A carbon tax is a fee for making users of fossil fuels pay for climate damage their fuel use imposes by releasing carbon dioxide into the atmosphere, and for motivating switches to clean energy. Because CO2 is released in strict proportion to the fuel’s carbon content, the carbon tax can be levied “upstream” on the fuel itself when it is extracted from the ground or imported into the U.S.
Carbon tax is shorthand for carbon dioxide tax or CO2 tax — or, one could say, for a carbon pollution tax.
The essence of every fossil fuel — coal, oil and gas — is its carbon and hydrogen atoms. Oxidizing (combusting) those atoms releases their heat energy but also converts carbon to carbon dioxide. Natural gas, with a high ratio of hydrogen to carbon, is the least carbon-intensive fuel, while coal is the opposite. The CO2 released from burning these fuels rises into the upper atmosphere and remains resident there — typically for around a century — trapping heat re-radiated from Earth’s surface and causing global warming and other harmful climate change.
The carbon content of every form of fossil fuel, from anthracite or lignite coal to heating oil and natural gas, is precisely known. A carbon tax obeys these proportions, taxing coal more heavily than petroleum products, and much more than natural gas.
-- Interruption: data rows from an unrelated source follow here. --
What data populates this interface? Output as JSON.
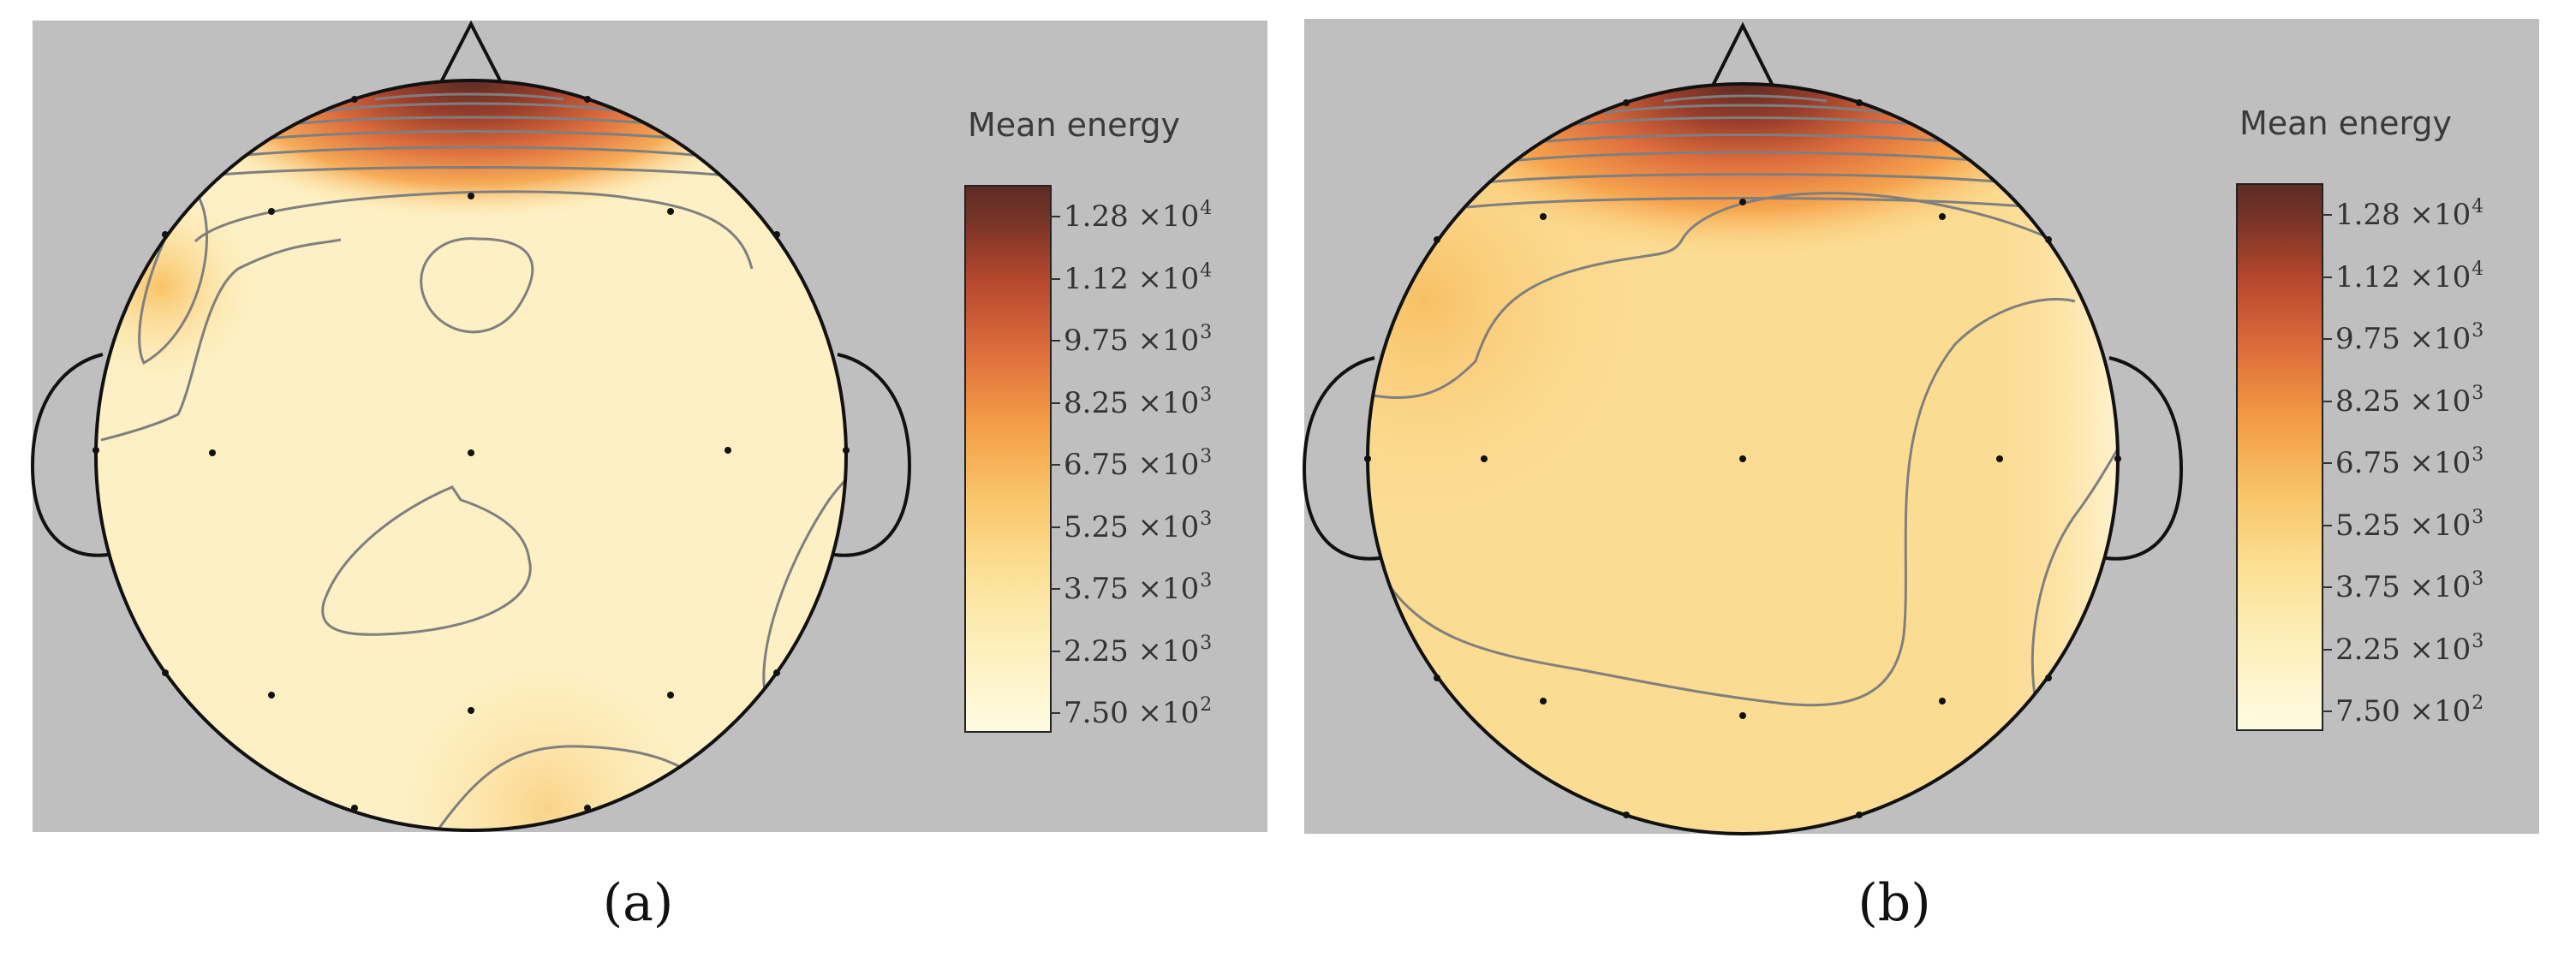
{
  "chart_data": [
    {
      "type": "heatmap",
      "panel_label": "a",
      "colorbar": {
        "title": "Mean energy",
        "tick_labels": [
          {
            "mant": "1.28",
            "exp": "4"
          },
          {
            "mant": "1.12",
            "exp": "4"
          },
          {
            "mant": "9.75",
            "exp": "3"
          },
          {
            "mant": "8.25",
            "exp": "3"
          },
          {
            "mant": "6.75",
            "exp": "3"
          },
          {
            "mant": "5.25",
            "exp": "3"
          },
          {
            "mant": "3.75",
            "exp": "3"
          },
          {
            "mant": "2.25",
            "exp": "3"
          },
          {
            "mant": "7.50",
            "exp": "2"
          }
        ],
        "range": [
          750,
          13500
        ],
        "colors": [
          "#fffbe2",
          "#fdf0bd",
          "#fbdf93",
          "#f9c266",
          "#f29b45",
          "#dd6c3c",
          "#b5472e",
          "#7c3528",
          "#5c2c25"
        ]
      }
    },
    {
      "type": "heatmap",
      "panel_label": "b",
      "colorbar": {
        "title": "Mean energy",
        "tick_labels": [
          {
            "mant": "1.28",
            "exp": "4"
          },
          {
            "mant": "1.12",
            "exp": "4"
          },
          {
            "mant": "9.75",
            "exp": "3"
          },
          {
            "mant": "8.25",
            "exp": "3"
          },
          {
            "mant": "6.75",
            "exp": "3"
          },
          {
            "mant": "5.25",
            "exp": "3"
          },
          {
            "mant": "3.75",
            "exp": "3"
          },
          {
            "mant": "2.25",
            "exp": "3"
          },
          {
            "mant": "7.50",
            "exp": "2"
          }
        ],
        "range": [
          750,
          13500
        ],
        "colors": [
          "#fffbe2",
          "#fdf0bd",
          "#fbdf93",
          "#f9c266",
          "#f29b45",
          "#dd6c3c",
          "#b5472e",
          "#7c3528",
          "#5c2c25"
        ]
      }
    }
  ],
  "panel_labels": [
    "(a)",
    "(b)"
  ]
}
This makes a carbon tax simple to document and measure.
How is a carbon tax implemented?
Utilizing existing tax collection mechanisms, a carbon tax is paid “upstream,” i.e., at the point where fuels are extracted from the Earth and put into the stream of commerce, or imported into the U.S. Fuel suppliers and processors are free to pass along the cost of the tax to the extent that market conditions allow. Placing a tax on carbon gives consumers and producers a monetary incentive to reduce their carbon dioxide emissions.
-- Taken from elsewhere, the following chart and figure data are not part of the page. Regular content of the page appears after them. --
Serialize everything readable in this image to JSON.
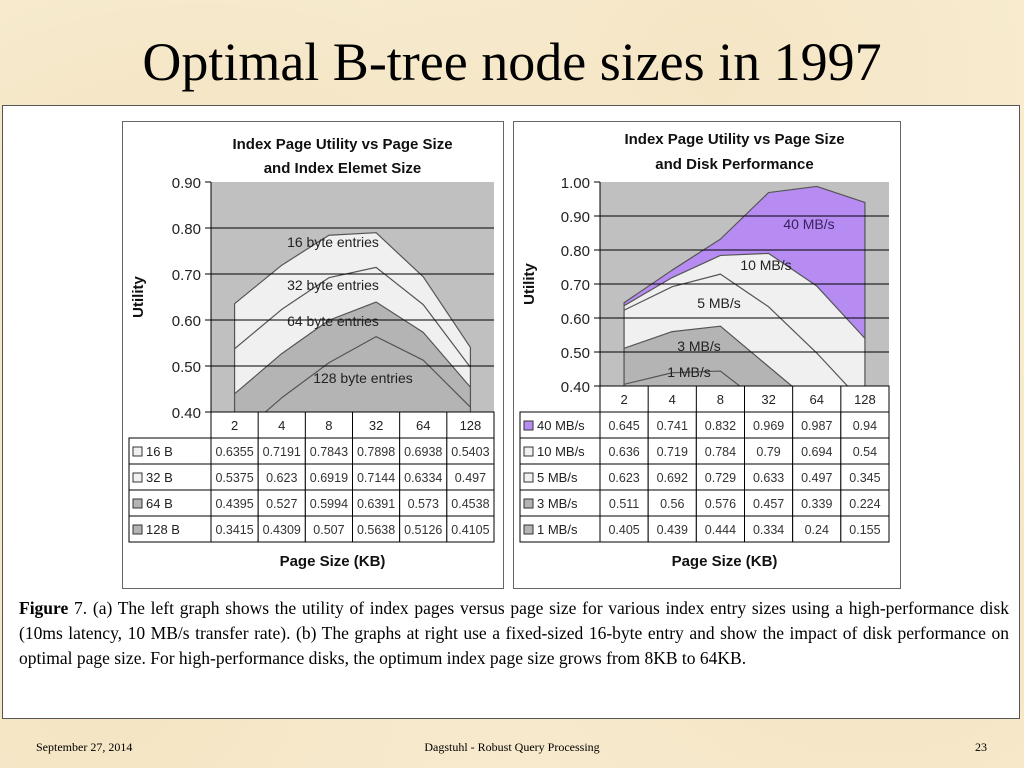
{
  "slide": {
    "title": "Optimal B-tree node sizes in 1997",
    "footer_date": "September 27, 2014",
    "footer_center": "Dagstuhl - Robust Query Processing",
    "footer_page": "23"
  },
  "caption": {
    "label": "Figure",
    "number": " 7",
    "text": ". (a) The left graph shows the utility of index pages versus page size for various index entry sizes using a high-performance disk (10ms latency, 10 MB/s transfer rate).  (b) The graphs at right use a fixed-sized 16-byte entry and show the impact of disk performance on optimal page size.  For high-performance disks, the optimum index page size grows from 8KB to 64KB."
  },
  "colors": {
    "plot_bg": "#c0c0c0",
    "light_fill": "#f0f0f0",
    "mid_fill": "#b4b4b4",
    "purple_fill": "#b68cf2"
  },
  "chart_data": [
    {
      "type": "area",
      "title": "Index Page Utility vs Page Size and Index Elemet Size",
      "title_lines": [
        "Index Page Utility vs Page Size",
        "and Index Elemet Size"
      ],
      "xlabel": "Page Size (KB)",
      "ylabel": "Utility",
      "categories": [
        "2",
        "4",
        "8",
        "32",
        "64",
        "128"
      ],
      "ylim": [
        0.4,
        0.9
      ],
      "yticks": [
        "0.90",
        "0.80",
        "0.70",
        "0.60",
        "0.50",
        "0.40"
      ],
      "grid": true,
      "legend": "data-table",
      "series": [
        {
          "name": "16 B",
          "label": "16 byte entries",
          "fill": "light",
          "values": [
            0.6355,
            0.7191,
            0.7843,
            0.7898,
            0.6938,
            0.5403
          ]
        },
        {
          "name": "32 B",
          "label": "32 byte entries",
          "fill": "light",
          "values": [
            0.5375,
            0.623,
            0.6919,
            0.7144,
            0.6334,
            0.497
          ]
        },
        {
          "name": "64 B",
          "label": "64 byte entries",
          "fill": "mid",
          "values": [
            0.4395,
            0.527,
            0.5994,
            0.6391,
            0.573,
            0.4538
          ]
        },
        {
          "name": "128 B",
          "label": "128 byte entries",
          "fill": "mid",
          "values": [
            0.3415,
            0.4309,
            0.507,
            0.5638,
            0.5126,
            0.4105
          ]
        }
      ],
      "table_values": [
        [
          "0.6355",
          "0.7191",
          "0.7843",
          "0.7898",
          "0.6938",
          "0.5403"
        ],
        [
          "0.5375",
          "0.623",
          "0.6919",
          "0.7144",
          "0.6334",
          "0.497"
        ],
        [
          "0.4395",
          "0.527",
          "0.5994",
          "0.6391",
          "0.573",
          "0.4538"
        ],
        [
          "0.3415",
          "0.4309",
          "0.507",
          "0.5638",
          "0.5126",
          "0.4105"
        ]
      ]
    },
    {
      "type": "area",
      "title": "Index Page Utility vs Page Size and Disk Performance",
      "title_lines": [
        "Index Page Utility vs Page Size",
        "and Disk Performance"
      ],
      "xlabel": "Page Size (KB)",
      "ylabel": "Utility",
      "categories": [
        "2",
        "4",
        "8",
        "32",
        "64",
        "128"
      ],
      "ylim": [
        0.4,
        1.0
      ],
      "yticks": [
        "1.00",
        "0.90",
        "0.80",
        "0.70",
        "0.60",
        "0.50",
        "0.40"
      ],
      "grid": true,
      "legend": "data-table",
      "series": [
        {
          "name": "40 MB/s",
          "label": "40 MB/s",
          "fill": "purple",
          "values": [
            0.645,
            0.741,
            0.832,
            0.969,
            0.987,
            0.94
          ]
        },
        {
          "name": "10 MB/s",
          "label": "10 MB/s",
          "fill": "light",
          "values": [
            0.636,
            0.719,
            0.784,
            0.79,
            0.694,
            0.54
          ]
        },
        {
          "name": "5 MB/s",
          "label": "5 MB/s",
          "fill": "light",
          "values": [
            0.623,
            0.692,
            0.729,
            0.633,
            0.497,
            0.345
          ]
        },
        {
          "name": "3 MB/s",
          "label": "3 MB/s",
          "fill": "mid",
          "values": [
            0.511,
            0.56,
            0.576,
            0.457,
            0.339,
            0.224
          ]
        },
        {
          "name": "1 MB/s",
          "label": "1 MB/s",
          "fill": "mid",
          "values": [
            0.405,
            0.439,
            0.444,
            0.334,
            0.24,
            0.155
          ]
        }
      ],
      "table_values": [
        [
          "0.645",
          "0.741",
          "0.832",
          "0.969",
          "0.987",
          "0.94"
        ],
        [
          "0.636",
          "0.719",
          "0.784",
          "0.79",
          "0.694",
          "0.54"
        ],
        [
          "0.623",
          "0.692",
          "0.729",
          "0.633",
          "0.497",
          "0.345"
        ],
        [
          "0.511",
          "0.56",
          "0.576",
          "0.457",
          "0.339",
          "0.224"
        ],
        [
          "0.405",
          "0.439",
          "0.444",
          "0.334",
          "0.24",
          "0.155"
        ]
      ]
    }
  ]
}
Carbon that is chemically bound into manufactured products such as plastics but is not burned will not be taxed. Similarly, any CO2 from energy production that is permanently sequestered rather than released into the atmosphere won’t be taxed (or will receive an offsetting tax credit). Additionally, some carbon tax proposals include exemptions for export-dependent businesses to help them remain competitive in global markets.